When my girlfriend Minerva invited me to meet her at Ace Gallery for last Wednesday night’s opening extravaganza, I had little interest in the unveiling of Melanie Pullen’s “High Fashion Crime Scenes” exhibit. But I wanted to see Minerva and was mildly curious about what promised to be a dazzling spectacle of crowd and footwear, so I persuaded my photographer/art-snob friend Floyd to come with me.

Floyd brought along a bad attitude and a preconceived distaste for the exhibit, but he was driving, so who was I to complain?

He sulked as we trekked across Wilshire to the über-gallery.

“Dead girls in high fashion? That’s art? That gets you a show at Ace Gallery these days?”

Inside was a decadent to-do featuring a well-accessorized Who’s Who/“Who the Hell Are You?” of the L.A. Art Scene. The pictures were nice enough — pretty girls playing dress-up and dead at the same time. There were a hundred-plus images to take in, so even the most jaded of cynics was apt to find something palatable.

Still, Floyd wasn’t embracing it.

“I can show you notebooks I kept five years ago that said: ‘Snuff. Fashion.’ It’s completely unoriginal.”

“Well, the hundredth-monkey theory says —”

“Yeah, yeah. Collective unconscious. Rupert Sheldrake. Whatever.”

We circulate, air-kiss, make small talk — all arty and sophisticated-like. I tell three different humans that I’m an L.A. native. They all assume I am from New York.

Floyd, a New Yorker, ponders this.

“Maybe it’s because you wear glasses.”

Something shiny catches one of my four eyes, and I latch on to a plump woman’s neck.

“I love your necklace!” I tell her.

“Is it because I don’t dress like a slut?”

“Maybe.”

Floyd, depressed by the sameness of it all, lapses into a familiar diatribe on the banal dullness of the upper-crust L.A. art scene — the same people, the same outfit, the same conversation. According to Floyd, it’s B+ art being eyed by a B+ crowd in a B+ space in a B+ town.

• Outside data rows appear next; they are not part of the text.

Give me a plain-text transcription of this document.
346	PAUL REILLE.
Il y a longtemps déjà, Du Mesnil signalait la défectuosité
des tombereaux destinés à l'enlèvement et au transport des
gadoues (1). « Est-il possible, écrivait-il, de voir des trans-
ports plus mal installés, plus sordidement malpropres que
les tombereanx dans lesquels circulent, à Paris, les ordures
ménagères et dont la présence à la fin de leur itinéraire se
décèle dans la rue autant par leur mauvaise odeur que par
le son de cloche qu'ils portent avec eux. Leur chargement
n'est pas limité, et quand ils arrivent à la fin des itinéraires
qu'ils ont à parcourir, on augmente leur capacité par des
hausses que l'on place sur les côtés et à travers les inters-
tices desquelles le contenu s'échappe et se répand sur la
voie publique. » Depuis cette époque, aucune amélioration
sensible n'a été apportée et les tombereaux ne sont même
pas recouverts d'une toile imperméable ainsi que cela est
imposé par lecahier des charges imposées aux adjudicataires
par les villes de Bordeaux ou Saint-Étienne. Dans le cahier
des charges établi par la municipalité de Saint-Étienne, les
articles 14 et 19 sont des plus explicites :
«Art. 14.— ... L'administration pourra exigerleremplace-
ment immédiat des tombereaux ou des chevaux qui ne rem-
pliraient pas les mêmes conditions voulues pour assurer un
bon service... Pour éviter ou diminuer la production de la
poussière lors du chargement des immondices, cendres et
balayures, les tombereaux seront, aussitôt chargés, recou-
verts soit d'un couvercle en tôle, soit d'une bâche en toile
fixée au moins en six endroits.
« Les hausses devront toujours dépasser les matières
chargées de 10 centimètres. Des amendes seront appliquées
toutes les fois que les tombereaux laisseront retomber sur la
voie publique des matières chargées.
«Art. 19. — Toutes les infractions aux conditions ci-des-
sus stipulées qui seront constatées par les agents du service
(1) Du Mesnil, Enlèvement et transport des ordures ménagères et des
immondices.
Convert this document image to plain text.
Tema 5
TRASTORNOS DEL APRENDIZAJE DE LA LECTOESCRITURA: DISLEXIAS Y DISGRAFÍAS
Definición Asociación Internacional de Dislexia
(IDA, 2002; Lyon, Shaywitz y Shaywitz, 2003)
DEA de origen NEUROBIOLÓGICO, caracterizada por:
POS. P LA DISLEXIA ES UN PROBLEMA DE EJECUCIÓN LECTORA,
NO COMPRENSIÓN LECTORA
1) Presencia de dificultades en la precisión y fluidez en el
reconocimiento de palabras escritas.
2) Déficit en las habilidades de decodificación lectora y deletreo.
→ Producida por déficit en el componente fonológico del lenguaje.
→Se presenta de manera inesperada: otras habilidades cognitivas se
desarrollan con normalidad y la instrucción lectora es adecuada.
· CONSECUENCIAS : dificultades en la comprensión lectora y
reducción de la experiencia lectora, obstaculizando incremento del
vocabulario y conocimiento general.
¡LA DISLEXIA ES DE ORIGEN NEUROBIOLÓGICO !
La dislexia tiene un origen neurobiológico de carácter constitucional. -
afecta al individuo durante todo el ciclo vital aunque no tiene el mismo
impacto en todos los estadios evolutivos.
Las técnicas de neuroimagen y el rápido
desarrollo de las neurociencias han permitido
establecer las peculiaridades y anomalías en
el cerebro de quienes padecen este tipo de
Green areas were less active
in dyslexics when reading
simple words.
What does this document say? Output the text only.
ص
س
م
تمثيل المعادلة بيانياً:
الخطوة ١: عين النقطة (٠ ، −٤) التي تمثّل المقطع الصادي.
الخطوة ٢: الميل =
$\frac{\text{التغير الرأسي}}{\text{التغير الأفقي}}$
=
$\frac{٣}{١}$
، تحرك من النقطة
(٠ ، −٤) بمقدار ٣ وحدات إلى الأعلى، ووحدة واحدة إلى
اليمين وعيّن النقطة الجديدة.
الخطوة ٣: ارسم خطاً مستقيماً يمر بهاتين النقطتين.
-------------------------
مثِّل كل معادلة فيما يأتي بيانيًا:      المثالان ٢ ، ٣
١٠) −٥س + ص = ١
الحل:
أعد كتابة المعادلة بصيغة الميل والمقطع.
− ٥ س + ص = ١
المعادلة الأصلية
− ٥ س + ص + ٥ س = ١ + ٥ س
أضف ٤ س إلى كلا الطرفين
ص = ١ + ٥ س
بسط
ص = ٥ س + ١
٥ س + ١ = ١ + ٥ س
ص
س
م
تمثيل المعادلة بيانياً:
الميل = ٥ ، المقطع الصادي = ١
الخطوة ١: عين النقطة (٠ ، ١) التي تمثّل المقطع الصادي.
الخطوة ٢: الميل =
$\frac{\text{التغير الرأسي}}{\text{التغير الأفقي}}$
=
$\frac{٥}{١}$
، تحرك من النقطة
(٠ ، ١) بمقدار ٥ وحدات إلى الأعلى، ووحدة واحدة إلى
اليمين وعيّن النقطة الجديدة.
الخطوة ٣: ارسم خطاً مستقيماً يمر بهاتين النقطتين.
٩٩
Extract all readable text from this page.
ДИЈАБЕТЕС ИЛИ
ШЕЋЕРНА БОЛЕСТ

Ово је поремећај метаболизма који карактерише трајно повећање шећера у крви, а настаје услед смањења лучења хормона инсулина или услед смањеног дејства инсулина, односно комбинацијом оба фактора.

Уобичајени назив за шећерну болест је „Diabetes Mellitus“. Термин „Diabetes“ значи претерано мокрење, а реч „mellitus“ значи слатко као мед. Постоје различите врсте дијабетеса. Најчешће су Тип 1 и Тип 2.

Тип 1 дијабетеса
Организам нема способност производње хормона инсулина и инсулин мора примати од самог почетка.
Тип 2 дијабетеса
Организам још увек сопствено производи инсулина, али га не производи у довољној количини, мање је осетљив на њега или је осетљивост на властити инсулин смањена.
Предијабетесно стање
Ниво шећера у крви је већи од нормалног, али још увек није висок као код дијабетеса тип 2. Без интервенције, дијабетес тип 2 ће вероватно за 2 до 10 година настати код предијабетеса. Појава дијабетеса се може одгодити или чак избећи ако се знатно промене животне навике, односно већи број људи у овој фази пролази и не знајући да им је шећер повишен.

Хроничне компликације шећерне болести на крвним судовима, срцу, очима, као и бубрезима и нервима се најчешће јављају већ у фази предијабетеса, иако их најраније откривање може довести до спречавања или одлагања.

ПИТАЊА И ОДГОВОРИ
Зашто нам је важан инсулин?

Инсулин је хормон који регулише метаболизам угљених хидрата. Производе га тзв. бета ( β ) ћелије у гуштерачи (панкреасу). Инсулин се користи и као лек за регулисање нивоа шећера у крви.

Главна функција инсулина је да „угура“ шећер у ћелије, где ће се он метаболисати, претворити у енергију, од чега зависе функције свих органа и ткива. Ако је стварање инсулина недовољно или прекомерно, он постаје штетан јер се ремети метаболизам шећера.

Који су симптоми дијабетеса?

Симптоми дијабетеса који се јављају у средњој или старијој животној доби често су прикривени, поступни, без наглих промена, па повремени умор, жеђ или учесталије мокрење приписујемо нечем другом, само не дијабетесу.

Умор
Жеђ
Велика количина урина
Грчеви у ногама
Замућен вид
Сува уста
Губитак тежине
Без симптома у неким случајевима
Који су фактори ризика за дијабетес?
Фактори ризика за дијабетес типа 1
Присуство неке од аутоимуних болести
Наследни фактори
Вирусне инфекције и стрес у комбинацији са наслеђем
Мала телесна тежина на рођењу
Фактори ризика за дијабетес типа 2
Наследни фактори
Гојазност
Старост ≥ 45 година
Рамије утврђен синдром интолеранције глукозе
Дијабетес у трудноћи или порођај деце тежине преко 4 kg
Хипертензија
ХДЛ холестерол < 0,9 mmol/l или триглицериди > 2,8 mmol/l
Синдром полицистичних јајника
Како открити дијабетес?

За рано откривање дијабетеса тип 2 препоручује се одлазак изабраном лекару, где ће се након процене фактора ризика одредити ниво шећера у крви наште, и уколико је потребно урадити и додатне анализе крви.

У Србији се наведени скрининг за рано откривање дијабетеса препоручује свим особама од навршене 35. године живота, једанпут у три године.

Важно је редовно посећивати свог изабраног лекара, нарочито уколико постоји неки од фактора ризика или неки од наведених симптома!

Minutes later, we’re cornered by a Swiss photographer who always hits on me (but never remembers doing it). He drones on about his Getty grant and his brilliance. I’m daydreaming of crop circles and arsenic-laced berm fillers when he veers off his “I’m so great” soapbox and backslides into a familiar song and dance.

“It’s like a bad W layout,” says the Swiss shutterbug.

Floyd, previously zoning out on passing cleavage, tries to strike up the B+ bandwagon.

“Or a good one,” he says. “But an editorial layout, just the same. Hardly what I would call art.”

“Hardly,” Swiss cheese concurs. “You know, I had this idea myself . . . years ago.”

And so it goes, the same conversation, the same envy, the same sour grapes — only fermented and chilled, poured into stemware and served on a silver platter, but sour and thin-skinned, nonetheless.

“So you both had the idea,” I break in. “I bet 50 people in this room had the idea. But she did it. She did it and she did it big and now she has a show at Ace Gallery. And that’s the difference.”

As Floyd and I escape the growing monstrosity of a crowd and stumble onto the well-manicured streets of Beverly Hills, I pose the following question:

“Which is more disturbing? A bunch of mediocre photographs exhibited at a fancy gallery or a handful of images so amazing and so mind-blowing that in comparison you’re a talentless boob?”

Floyd shudders at the thought. There’s no good answer.